Privacy Policy

Last updated: March 3, 2026

Plexo is a health data aggregation platform. We connect your health devices — Garmin, 8-Sleep, MacroFactor, and others — into one unified view. This privacy policy explains what data we collect, how we use it, and the rights you have over it.

The short version: your health data belongs to you. We store it to provide the service, never to sell it, and you can delete it at any time.

1. Who we are

Plexo is operated by an independent developer. If you have questions about this policy or your data, contact us at:

Email: privacy@plexo.health

Website: plexo.health

2. What data we collect

2a. Health data from connected devices

When you authorize a device or app integration, Plexo collects health metrics via official APIs. This may include:

  • Sleep data: duration, stages, efficiency scores
  • Heart rate: resting heart rate, heart rate variability (HRV), zone data
  • Activity: steps, distance, active calories, movement patterns
  • Exercise sessions: type, duration, intensity, performance metrics
  • Nutrition: calorie intake, macronutrient logs
  • Body measurements: weight, body composition
  • Recovery metrics: readiness scores, stress levels

We only request the API scopes necessary to retrieve the specific data types above. We do not request access to your contacts, location history, payment information, or any data unrelated to health metrics.

2b. Account information

To create an account, we collect your email address. We may also collect a display name if you choose to provide one.

2c. Usage data

We collect basic server logs (IP addresses, request timestamps, error logs) for security and debugging purposes. These are retained for 30 days and are not associated with your health data.

3. How we use your data

We use your health data solely to:

  • Display your health metrics in the Plexo interface
  • Compute trends, scores, and analytics shown to you
  • Sync data from your connected devices on your behalf
  • Provide data export functionality at your request

We will never:

  • Sell your health data to third parties
  • Share your data with advertisers or data brokers
  • Use your data to train machine learning models without explicit consent
  • Share your data with insurance companies or employers

4. How we store and protect your data

All health data is stored in encrypted databases. Data is encrypted at rest using industry-standard encryption (AES-256) and in transit over TLS (HTTPS).

We use reputable cloud infrastructure providers with SOC 2 compliance. Access to production data is restricted to authorized personnel only.

In the event of a data breach that affects your personal health data, we will notify you within 72 hours of becoming aware of the incident.

5. Third-party integrations

Plexo connects to third-party health platforms (e.g., Garmin Connect, 8-Sleep, MacroFactor) via their official developer APIs.
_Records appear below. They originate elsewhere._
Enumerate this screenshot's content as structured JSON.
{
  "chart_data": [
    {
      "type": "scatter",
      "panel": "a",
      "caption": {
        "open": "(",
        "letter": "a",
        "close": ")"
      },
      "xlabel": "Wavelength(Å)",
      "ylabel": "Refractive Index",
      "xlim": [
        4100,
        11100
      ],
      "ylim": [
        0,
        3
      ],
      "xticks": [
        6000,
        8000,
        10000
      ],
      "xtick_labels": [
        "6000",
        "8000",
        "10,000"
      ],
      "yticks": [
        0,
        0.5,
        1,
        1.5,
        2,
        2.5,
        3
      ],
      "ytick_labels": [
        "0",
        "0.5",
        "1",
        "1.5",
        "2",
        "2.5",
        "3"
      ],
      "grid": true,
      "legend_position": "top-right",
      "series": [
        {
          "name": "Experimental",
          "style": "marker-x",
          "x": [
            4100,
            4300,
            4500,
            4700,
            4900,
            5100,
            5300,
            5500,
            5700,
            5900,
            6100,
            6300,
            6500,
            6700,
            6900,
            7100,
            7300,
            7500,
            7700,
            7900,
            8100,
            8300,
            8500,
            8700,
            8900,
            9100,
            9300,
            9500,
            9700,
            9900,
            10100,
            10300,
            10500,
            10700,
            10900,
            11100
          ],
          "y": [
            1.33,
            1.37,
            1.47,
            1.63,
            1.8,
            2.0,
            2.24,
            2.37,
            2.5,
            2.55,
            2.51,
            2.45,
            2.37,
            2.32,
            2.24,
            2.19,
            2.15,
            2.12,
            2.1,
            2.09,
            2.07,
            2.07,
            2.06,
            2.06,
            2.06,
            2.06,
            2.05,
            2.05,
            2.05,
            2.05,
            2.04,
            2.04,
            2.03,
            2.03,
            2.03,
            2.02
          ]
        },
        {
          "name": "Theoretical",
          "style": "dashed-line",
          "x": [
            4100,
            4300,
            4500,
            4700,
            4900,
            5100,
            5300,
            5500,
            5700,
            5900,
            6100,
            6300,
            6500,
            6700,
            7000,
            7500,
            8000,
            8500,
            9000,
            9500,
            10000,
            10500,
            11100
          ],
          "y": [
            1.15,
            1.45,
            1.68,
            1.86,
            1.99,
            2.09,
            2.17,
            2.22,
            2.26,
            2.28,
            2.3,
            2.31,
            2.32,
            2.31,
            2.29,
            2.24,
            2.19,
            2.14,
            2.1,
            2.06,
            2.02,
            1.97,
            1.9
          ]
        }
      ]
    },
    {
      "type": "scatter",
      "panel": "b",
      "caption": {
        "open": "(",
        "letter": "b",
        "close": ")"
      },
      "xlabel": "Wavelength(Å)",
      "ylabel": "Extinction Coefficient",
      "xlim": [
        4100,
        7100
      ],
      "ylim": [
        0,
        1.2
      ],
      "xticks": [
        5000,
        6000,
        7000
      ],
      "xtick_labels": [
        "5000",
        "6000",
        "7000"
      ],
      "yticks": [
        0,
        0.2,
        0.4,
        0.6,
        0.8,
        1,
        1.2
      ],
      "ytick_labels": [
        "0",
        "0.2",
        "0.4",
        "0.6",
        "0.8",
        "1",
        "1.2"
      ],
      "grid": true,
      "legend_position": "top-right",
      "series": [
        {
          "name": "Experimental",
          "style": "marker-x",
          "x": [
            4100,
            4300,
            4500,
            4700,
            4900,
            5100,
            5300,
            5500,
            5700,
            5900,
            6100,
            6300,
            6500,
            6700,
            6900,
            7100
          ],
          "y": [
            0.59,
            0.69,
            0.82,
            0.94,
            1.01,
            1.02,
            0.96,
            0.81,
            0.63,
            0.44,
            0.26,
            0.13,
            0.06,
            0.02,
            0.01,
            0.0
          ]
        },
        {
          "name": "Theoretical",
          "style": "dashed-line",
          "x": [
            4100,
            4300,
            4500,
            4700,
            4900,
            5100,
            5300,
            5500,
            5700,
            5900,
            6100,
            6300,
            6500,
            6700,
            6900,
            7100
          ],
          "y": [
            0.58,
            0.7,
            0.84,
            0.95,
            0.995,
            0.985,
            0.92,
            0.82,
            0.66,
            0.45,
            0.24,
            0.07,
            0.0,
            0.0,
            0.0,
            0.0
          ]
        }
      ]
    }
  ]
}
When you authorize an integration:

  • You will be redirected to the third party's authorization flow (OAuth)
  • We receive an access token; we never see or store your passwords
  • You can revoke access at any time through the third party's settings or through Plexo

Each connected platform has its own privacy policy governing how they handle your data on their side. We encourage you to review those policies.

6. Your rights

Regardless of your location, you have the following rights over your data:

Right to access

You can request a copy of all health data we have stored for you at any time.

Right to export

You can export your data in machine-readable format (JSON or CSV) at any time without restriction.

Right to deletion

You can request complete deletion of your account and all associated health data. Deletion is permanent and irreversible. We will confirm completion within 30 days.

Right to correction

If we hold inaccurate information about you (e.g., account details), you can request it be corrected.

Right to object

You can object to any processing of your data beyond what is strictly necessary to provide the service.

To exercise any of these rights, email us at privacy@plexo.health. We will respond within 30 days.

7. GDPR (European users)

If you are located in the European Economic Area (EEA), we process your personal data under the following legal bases:

  • Contract performance: to deliver the Plexo service you signed up for
  • Explicit consent: for health data, which is a special category under GDPR Article 9. You consent when you connect a device and authorize data sync.
  • Legitimate interests: for security logging and fraud prevention

You may withdraw consent at any time by disconnecting integrations and deleting your account. This does not affect processing prior to withdrawal.

8. CCPA (California users)

California residents have the right to know what personal information we collect, the right to delete it, and the right to opt out of its sale. We do not sell personal information. For any CCPA requests, contact privacy@plexo.health.

9. Data retention

We retain your health data for as long as your account is active. If you delete your account, all health data is permanently deleted within 30 days. Server logs are retained for 30 days. Backups may contain your data for up to 90 days after deletion, after which they are purged.

10. Children's privacy

Plexo is not intended for use by individuals under the age of 18. We do not knowingly collect personal data from children. If you believe a child has provided us with data, please contact us and we will delete it promptly.

11. Changes to this policy

We may update this privacy policy from time to time. If we make material changes, we will notify you by email (if you have an account) or by posting a notice on this page with the updated date. Continued use of Plexo after changes constitutes acceptance of the updated policy.

12. Contact

For any privacy-related questions, requests, or concerns:

Email: privacy@plexo.health

We aim to respond to all privacy inquiries within 5 business days.